In 1947, Henry Scheffé independently proved that the almost certain convergence of a sequence of probability densities already results in the uniform convergence of the distributions. It can be shown that for such a sequence the uniform convergence of the distributions is equivalent to the L ¹ convergence of the densities and thus the problem is traced back to the already mentioned connection between convergence almost everywhere and convergence on average, which Scheffé about Lebesgues theorem received from the dominated convergence .

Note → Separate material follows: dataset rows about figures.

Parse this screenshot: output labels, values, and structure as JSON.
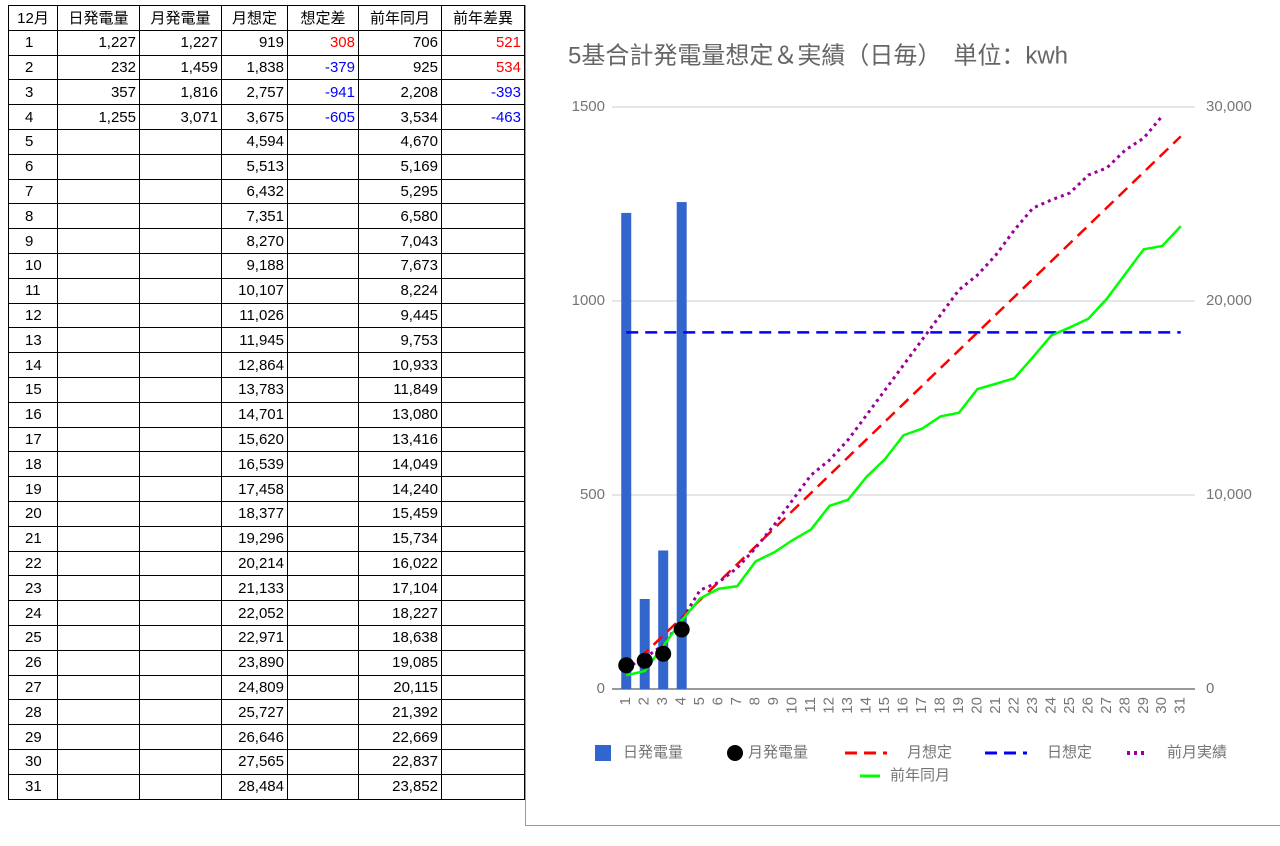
{
  "table": {
    "header": [
      "12月",
      "日発電量",
      "月発電量",
      "月想定",
      "想定差",
      "前年同月",
      "前年差異"
    ],
    "rows": [
      {
        "day": "1",
        "daily": "1,227",
        "monthly": "1,227",
        "plan": "919",
        "plan_diff": "308",
        "prev_year": "706",
        "prev_diff": "521"
      },
      {
        "day": "2",
        "daily": "232",
        "monthly": "1,459",
        "plan": "1,838",
        "plan_diff": "-379",
        "prev_year": "925",
        "prev_diff": "534"
      },
      {
        "day": "3",
        "daily": "357",
        "monthly": "1,816",
        "plan": "2,757",
        "plan_diff": "-941",
        "prev_year": "2,208",
        "prev_diff": "-393"
      },
      {
        "day": "4",
        "daily": "1,255",
        "monthly": "3,071",
        "plan": "3,675",
        "plan_diff": "-605",
        "prev_year": "3,534",
        "prev_diff": "-463"
      },
      {
        "day": "5",
        "plan": "4,594",
        "prev_year": "4,670"
      },
      {
        "day": "6",
        "plan": "5,513",
        "prev_year": "5,169"
      },
      {
        "day": "7",
        "plan": "6,432",
        "prev_year": "5,295"
      },
      {
        "day": "8",
        "plan": "7,351",
        "prev_year": "6,580"
      },
      {
        "day": "9",
        "plan": "8,270",
        "prev_year": "7,043"
      },
      {
        "day": "10",
        "plan": "9,188",
        "prev_year": "7,673"
      },
      {
        "day": "11",
        "plan": "10,107",
        "prev_year": "8,224"
      },
      {
        "day": "12",
        "plan": "11,026",
        "prev_year": "9,445"
      },
      {
        "day": "13",
        "plan": "11,945",
        "prev_year": "9,753"
      },
      {
        "day": "14",
        "plan": "12,864",
        "prev_year": "10,933"
      },
      {
        "day": "15",
        "plan": "13,783",
        "prev_year": "11,849"
      },
      {
        "day": "16",
        "plan": "14,701",
        "prev_year": "13,080"
      },
      {
        "day": "17",
        "plan": "15,620",
        "prev_year": "13,416"
      },
      {
        "day": "18",
        "plan": "16,539",
        "prev_year": "14,049"
      },
      {
        "day": "19",
        "plan": "17,458",
        "prev_year": "14,240"
      },
      {
        "day": "20",
        "plan": "18,377",
        "prev_year": "15,459"
      },
      {
        "day": "21",
        "plan": "19,296",
        "prev_year": "15,734"
      },
      {
        "day": "22",
        "plan": "20,214",
        "prev_year": "16,022"
      },
      {
        "day": "23",
        "plan": "21,133",
        "prev_year": "17,104"
      },
      {
        "day": "24",
        "plan": "22,052",
        "prev_year": "18,227"
      },
      {
        "day": "25",
        "plan": "22,971",
        "prev_year": "18,638"
      },
      {
        "day": "26",
        "plan": "23,890",
        "prev_year": "19,085"
      },
      {
        "day": "27",
        "plan": "24,809",
        "prev_year": "20,115"
      },
      {
        "day": "28",
        "plan": "25,727",
        "prev_year": "21,392"
      },
      {
        "day": "29",
        "plan": "26,646",
        "prev_year": "22,669"
      },
      {
        "day": "30",
        "plan": "27,565",
        "prev_year": "22,837"
      },
      {
        "day": "31",
        "plan": "28,484",
        "prev_year": "23,852"
      }
    ]
  },
  "chart_data": {
    "type": "combo",
    "title": "5基合計発電量想定＆実績（日毎）　単位：kwh",
    "categories": [
      1,
      2,
      3,
      4,
      5,
      6,
      7,
      8,
      9,
      10,
      11,
      12,
      13,
      14,
      15,
      16,
      17,
      18,
      19,
      20,
      21,
      22,
      23,
      24,
      25,
      26,
      27,
      28,
      29,
      30,
      31
    ],
    "ylim": [
      0,
      1500
    ],
    "yticks": [
      0,
      500,
      1000,
      1500
    ],
    "y2lim": [
      0,
      30000
    ],
    "y2ticks": [
      0,
      {
        "value": 10000,
        "label": "10,000"
      },
      {
        "value": 20000,
        "label": "20,000"
      },
      {
        "value": 30000,
        "label": "30,000"
      }
    ],
    "grid": true,
    "legend": "bottom",
    "series": [
      {
        "name": "日発電量",
        "type": "bar",
        "color": "#3366cc",
        "values": [
          1227,
          232,
          357,
          1255,
          null,
          null,
          null,
          null,
          null,
          null,
          null,
          null,
          null,
          null,
          null,
          null,
          null,
          null,
          null,
          null,
          null,
          null,
          null,
          null,
          null,
          null,
          null,
          null,
          null,
          null,
          null
        ]
      },
      {
        "name": "月発電量",
        "type": "scatter",
        "axis": "y2",
        "color": "#000000",
        "values": [
          1227,
          1459,
          1816,
          3071,
          null,
          null,
          null,
          null,
          null,
          null,
          null,
          null,
          null,
          null,
          null,
          null,
          null,
          null,
          null,
          null,
          null,
          null,
          null,
          null,
          null,
          null,
          null,
          null,
          null,
          null,
          null
        ]
      },
      {
        "name": "月想定",
        "type": "line",
        "dash": "dashed",
        "axis": "y2",
        "color": "#ff0000",
        "values": [
          919,
          1838,
          2757,
          3675,
          4594,
          5513,
          6432,
          7351,
          8270,
          9188,
          10107,
          11026,
          11945,
          12864,
          13783,
          14701,
          15620,
          16539,
          17458,
          18377,
          19296,
          20214,
          21133,
          22052,
          22971,
          23890,
          24809,
          25727,
          26646,
          27565,
          28484
        ]
      },
      {
        "name": "日想定",
        "type": "line",
        "dash": "dashed",
        "color": "#0000ff",
        "values": [
          919,
          919,
          919,
          919,
          919,
          919,
          919,
          919,
          919,
          919,
          919,
          919,
          919,
          919,
          919,
          919,
          919,
          919,
          919,
          919,
          919,
          919,
          919,
          919,
          919,
          919,
          919,
          919,
          919,
          919,
          919
        ]
      },
      {
        "name": "前月実績",
        "type": "line",
        "dash": "dotted",
        "axis": "y2",
        "color": "#990099",
        "values": [
          1080,
          1600,
          2270,
          3560,
          5100,
          5500,
          6240,
          7270,
          8450,
          9740,
          11030,
          11800,
          12840,
          14120,
          15410,
          16700,
          17990,
          19280,
          20570,
          21340,
          22370,
          23660,
          24790,
          25210,
          25570,
          26490,
          26860,
          27780,
          28400,
          29540,
          null
        ]
      },
      {
        "name": "前年同月",
        "type": "line",
        "dash": "solid",
        "axis": "y2",
        "color": "#00ff00",
        "values": [
          706,
          925,
          2208,
          3534,
          4670,
          5169,
          5295,
          6580,
          7043,
          7673,
          8224,
          9445,
          9753,
          10933,
          11849,
          13080,
          13416,
          14049,
          14240,
          15459,
          15734,
          16022,
          17104,
          18227,
          18638,
          19085,
          20115,
          21392,
          22669,
          22837,
          23852
        ]
      }
    ]
  }
}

Formulation of the sentence for L ¹

Be . Then it follows from ${\ displaystyle f, f_ {1}, \ dotsc, f_ {n}, \ dotsc \ in L ^ {1} (X, {\ mathcal {A}}, \ mu)}$

${\ displaystyle f_ {n} \ to f}$ ${\ displaystyle \ mu}$-Almost everywhere as well ${\ displaystyle \ int _ {X} | f_ {n} | \, \ mathrm {d} \ mu \ to \ int _ {X} | f | \, \ mathrm {d} \ mu}$

beautiful

${\ displaystyle \ int _ {X} | f_ {n} -f | \, \ mathrm {d} \ mu \ to 0}$.

literature

• Norbert Kusolitsch: Why the theorem of Scheffé should be rather called a theorem of Riesz. In: Periodica Mathematica Hungarica. Vol. 61, No. 1/2, 2010, ISSN  0031-5303 , pp. 225-229, doi : 10.1007 / s10998-010-3225-6 .
• W. Phil Novinger: Mean Convergence in L ^p Spaces. In: Proceedings of the American Mathematical Society. Vol. 34, No. 2, 1972, ISSN  0002-9939 , pp. 627-628, digital version (PDF; 134 kB) .
• Frédéric Riesz : Sur la convergence en moyenne. In: Acta Scientiarum Mathematicarum. Vol. 4, No. 1/2, 1928, ISSN  0001-6969 , pp. 58-64.
• Henry Scheffé: A Useful Convergence Theorem for Probability Distributions. In: Annals of Mathematical Statistics. Vol. 18, No. 3, 1947, ISSN  0003-4851 , pp. 434-438.